Hier, tandis que les deux amies faisaient la traditionnelle et fastidieuse promenade du dimanche sur les boulevards, il lui avait fallu reparler de Chavanay. Elle ne s’était soumise aux questions de Lina que pour protéger le secret du trésor. Et tandis qu’elles butinaient de vitrine en vitrine, Lina disait :

— Tu as bien fait de lui dire que tu étais au courant de son mariage, mais, en revanche, pourquoi ne l’as-tu pas écouté puisque tu ignores les circonstances de la rupture ?

— Que m’importe !… Je ne veux plus le revoir.

Lina se contenta de sourire.

Elles marchèrent sans parler, s’arrêtant machinalement à une vitrine et repartant.

— Non, je ne veux pas le revoir, Lina. C’est impossible, je me suis peut-être illusionnée, et rien n’est plus cruel qu’une illusion qui s’évanouit.

— Mais n’est-il pas plus cruel encore de s’apercevoir un jour que l’on est passé à côté du bonheur, et que le bonheur est resté derrière vous tandis que la vie vous entraîne inexorablement dans son tourbillon.

— Peut-être, mais, entre lui et moi, il y a cette femme inconnue que, sans doute, il souhaite encore épouser. Et, de toute façon, il m’a menti.

— Il t’a menti ?

— Mentir par restriction mentale, n’est-ce pas mentir ? Supposons que son mariage soit rompu, — et rien n’est moins sûr, — pourquoi alors ne me l’aurait-il pas dit ?

— Je te comprends, ma petite Colette. Tu peux lui faire ce reproche, toi qui as écouté sa conversation avec Lesquent sans te montrer, toi qui as essayé de le faire parler sur le château sans lui dire qu’il t’appartenait.

Colette se sentit piquée au vif.

— Tu as raison, Lina, je ne suis pas digne d’être aimée et cet incident doit être ma punition. Mais je te le dis encore, je ne crois pas à ses paroles. Il n’avait qu’un désir : s’étourdir et peut-être même se jouer de moi et vivre l’aventure d’une soirée ou d’une semaine.

Tandis que la jeune fille se remémorait cette conversation de la veille, elle était arrivée à son bureau, et, désormais pour elle, à ce bureau s’associait le souvenir de Chavanay.

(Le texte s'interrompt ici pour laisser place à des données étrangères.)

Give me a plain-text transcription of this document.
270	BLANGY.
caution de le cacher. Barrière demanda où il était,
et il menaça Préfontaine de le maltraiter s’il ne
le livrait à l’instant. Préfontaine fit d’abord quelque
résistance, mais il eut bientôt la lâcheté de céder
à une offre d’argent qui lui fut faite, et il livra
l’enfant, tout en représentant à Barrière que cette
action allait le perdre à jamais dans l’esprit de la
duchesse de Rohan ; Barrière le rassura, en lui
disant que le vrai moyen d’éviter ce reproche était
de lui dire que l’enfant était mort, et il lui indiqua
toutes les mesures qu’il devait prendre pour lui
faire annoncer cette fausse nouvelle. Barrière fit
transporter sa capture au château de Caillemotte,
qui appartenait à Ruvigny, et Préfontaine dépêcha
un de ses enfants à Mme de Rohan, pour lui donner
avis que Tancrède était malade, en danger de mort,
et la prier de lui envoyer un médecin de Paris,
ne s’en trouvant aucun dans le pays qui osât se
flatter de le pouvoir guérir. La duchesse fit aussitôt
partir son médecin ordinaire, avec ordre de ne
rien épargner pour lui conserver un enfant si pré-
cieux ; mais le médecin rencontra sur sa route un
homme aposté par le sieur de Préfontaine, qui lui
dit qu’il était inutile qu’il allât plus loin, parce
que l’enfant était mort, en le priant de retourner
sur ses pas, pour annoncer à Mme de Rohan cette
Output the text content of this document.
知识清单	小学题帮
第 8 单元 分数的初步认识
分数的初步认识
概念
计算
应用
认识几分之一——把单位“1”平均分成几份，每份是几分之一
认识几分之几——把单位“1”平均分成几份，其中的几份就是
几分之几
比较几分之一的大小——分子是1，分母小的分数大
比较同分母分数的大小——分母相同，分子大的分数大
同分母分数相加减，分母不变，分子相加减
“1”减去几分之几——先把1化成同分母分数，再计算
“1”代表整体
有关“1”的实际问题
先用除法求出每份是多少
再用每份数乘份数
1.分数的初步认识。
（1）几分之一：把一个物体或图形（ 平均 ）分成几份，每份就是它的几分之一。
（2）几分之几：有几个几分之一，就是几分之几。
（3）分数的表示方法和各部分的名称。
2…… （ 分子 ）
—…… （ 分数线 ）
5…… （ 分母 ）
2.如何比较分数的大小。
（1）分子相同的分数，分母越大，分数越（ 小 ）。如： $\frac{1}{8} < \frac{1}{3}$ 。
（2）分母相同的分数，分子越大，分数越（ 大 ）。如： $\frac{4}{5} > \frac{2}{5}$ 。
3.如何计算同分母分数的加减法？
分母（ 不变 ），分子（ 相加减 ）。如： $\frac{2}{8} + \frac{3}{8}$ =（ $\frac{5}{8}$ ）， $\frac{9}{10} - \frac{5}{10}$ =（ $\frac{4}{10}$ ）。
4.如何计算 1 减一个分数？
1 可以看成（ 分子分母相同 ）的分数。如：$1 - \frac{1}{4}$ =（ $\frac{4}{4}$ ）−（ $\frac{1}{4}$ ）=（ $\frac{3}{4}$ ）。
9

Il lui semblait qu’elle ne pourrait plus entrer chez Fourcaud sans revoir Chavanay se lever du fauteuil de cuir où il était assis. Elle ne pourrait, non plus, sortir sans penser à l’auto arrêtée au bord du trottoir, la portière ouverte comme une invitation à l’abandon.

Fourcaud l’appela peu après.

Colette ne l’avait pas revu depuis la visite de Chavanay, et elle devait lui en faire part.

Dès qu’elle entra dans le bureau directorial, il lui tendit la main comme il en avait l’habitude ; mais, au lieu de lui dire bonjour, il sembla à la jeune fille qu’il la dévisageait avec une insistance amusée. Un peu comme s’il l’eût découverte en cet instant et qu’il se fût dit :

« C’est curieux, je ne m’étais jamais aperçu qu’elle était ainsi. »

Colette, pour dissimuler son trouble, fit aussitôt son rapport. Elle présenta le courrier, en résuma l’essentiel. Puis elle énuméra les visiteurs venus voir M. Fourcaud durant son absence et ceux qui avaient téléphoné ; au moment de partir, elle ajouta :

— J’oubliais. M. Chavanay est venu vous voir…

Elle allait sortir, Fourcaud la rappela. Il avait un drôle de sourire.

— Et que vous a-t-il dit, M. Chavanay ? Était-ce une insinuation ?

— Qu’il vous reverrait, monsieur.

Il sembla à Colette que Fourcaud appesantissait son regard sur elle ; alors, elle sortit.